SeaScape allows processing on a larger farm of typical cloud servers, which have only 16-32 GB of data and cheap local storage. Oh, and there are thousands of them, along with a robust load-sharing facility (LSF) for dispatching the shards.
Of course, this brings us into the realm of cloud computing for EDA – the oft-tried, seldom successful notion of leveraging all these cloud servers to design chips. Problem is, of course, as always, not enough people trust that their crown jewels will remain safely away from prying eyes in the cloud.
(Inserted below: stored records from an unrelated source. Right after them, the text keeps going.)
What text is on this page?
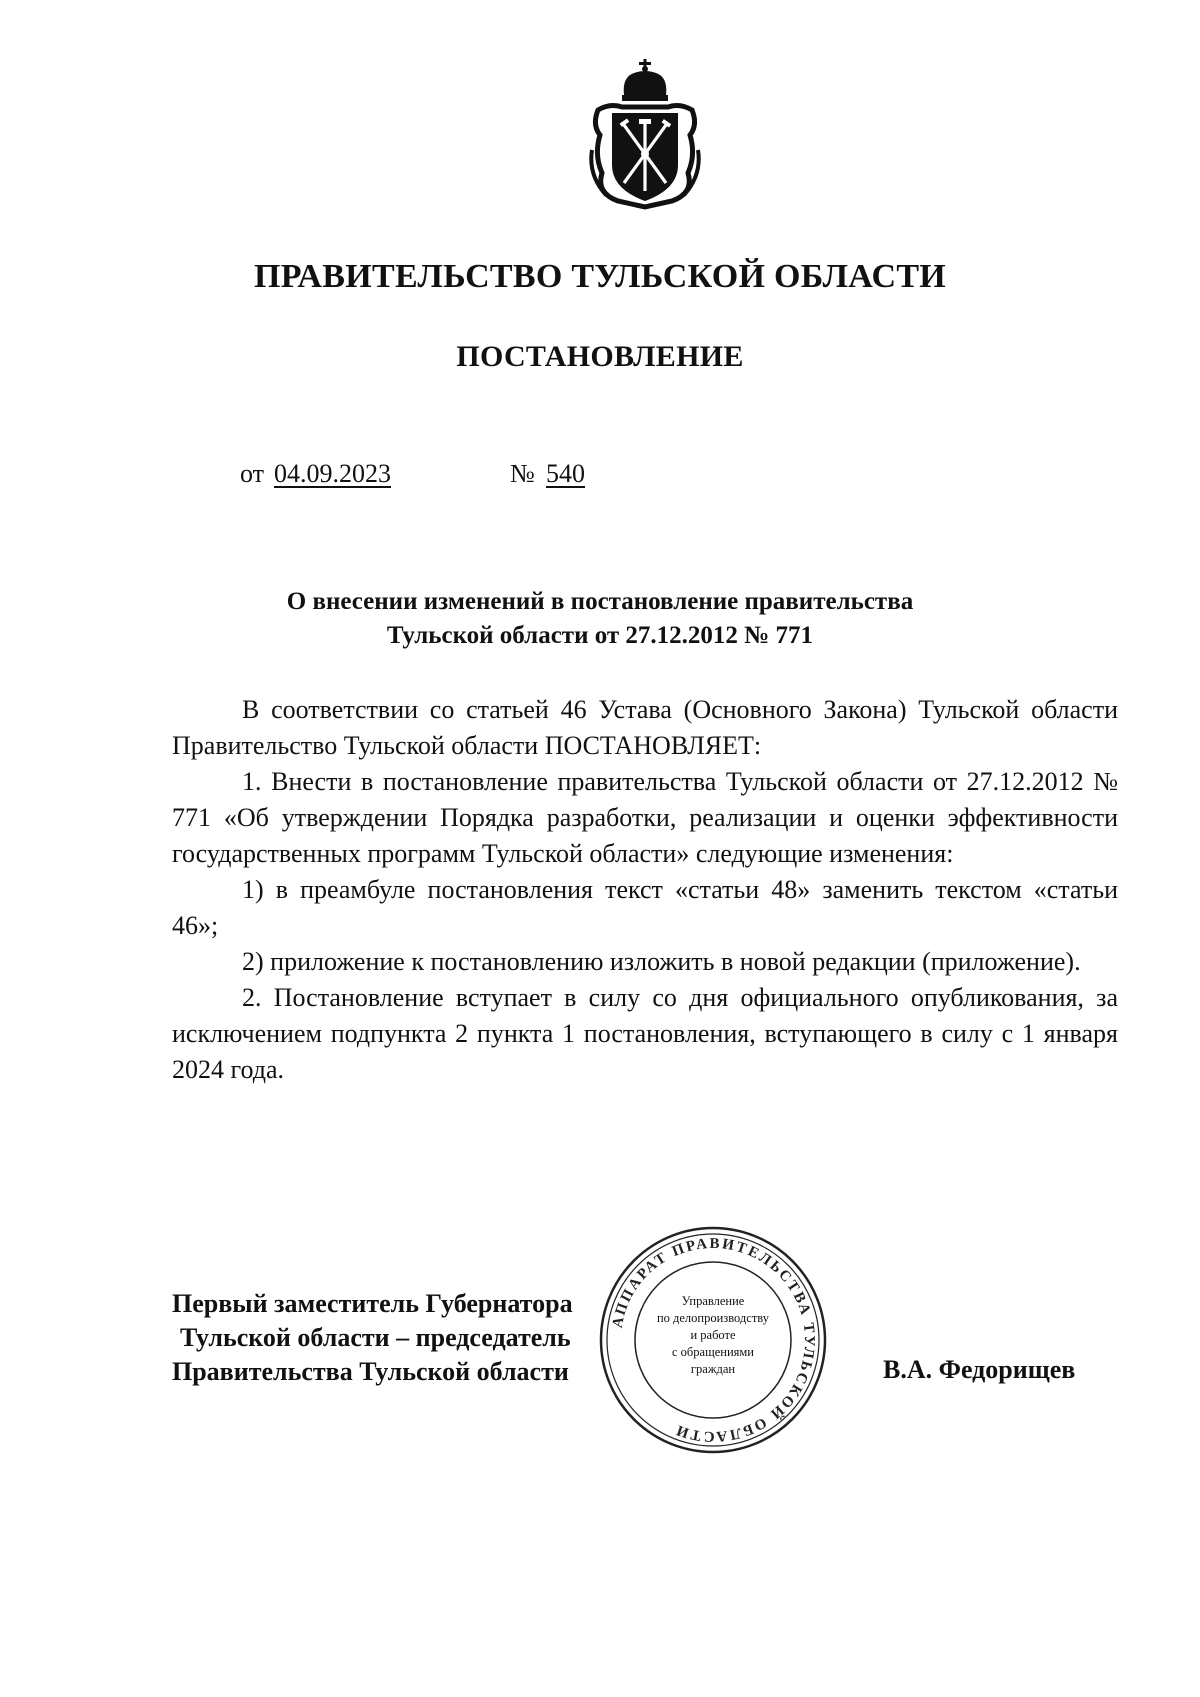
ПРАВИТЕЛЬСТВО ТУЛЬСКОЙ ОБЛАСТИ
ПОСТАНОВЛЕНИЕ
от 04.09.2023	№ 540
О внесении изменений в постановление правительства
Тульской области от 27.12.2012 № 771

В соответствии со статьей 46 Устава (Основного Закона) Тульской области Правительство Тульской области ПОСТАНОВЛЯЕТ:

1. Внести в постановление правительства Тульской области от 27.12.2012 № 771 «Об утверждении Порядка разработки, реализации и оценки эффективности государственных программ Тульской области» следующие изменения:

1) в преамбуле постановления текст «статьи 48» заменить текстом «статьи 46»;

2) приложение к постановлению изложить в новой редакции (приложение).

2. Постановление вступает в силу со дня официального опубликования, за исключением подпункта 2 пункта 1 постановления, вступающего в силу с 1 января 2024 года.

АППАРАТ ПРАВИТЕЛЬСТВА ТУЛЬСКОЙ ОБЛАСТИ
Управление
по делопроизводству
и работе
с обращениями
граждан
Первый заместитель Губернатора
Тульской области – председатель
Правительства Тульской области	В.А. Федорищев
While that might seem to put a question mark by Ansys’s efforts, they note that many of their big customers have extensive in-house farms – private clouds. And Ansys has arranged what they refer to as a “virtual private cloud (VPC), which they’d eventually like to transition into a full-on public cloud for all those Internet of Things (IoT) designs they anticipate coming their way.
Underachieving is Good?
Finally, they’re using this to bolster the notion of under-design. Right now, based on the difficulty of doing concurrent multi-physics optimization, designs are optimized along individual axes, resulting in overdesign.
With more capable tools, they’re promoting the idea that you should start with an under-designed chip. You can then do analysis to identify specific parts of the chip that need shoring up. At that point, you can make surgical fixes – a bit of metal here, a bit of space there – to make sure that current and voltage drop and EMI and electromigration and all of the other potential bugaboos are addressed with the minimum of fuss. They anticipate real die size savings out of such an approach.
As a reminder, SeaScape is an underlying bit of infrastructure that can – and, if they have their way, will – be used to host a variety of compute- or data-intensive design tools. I asked whether they might be tempted to license the platform out to others. They said that they’ve been asked, but have no present plans to do so.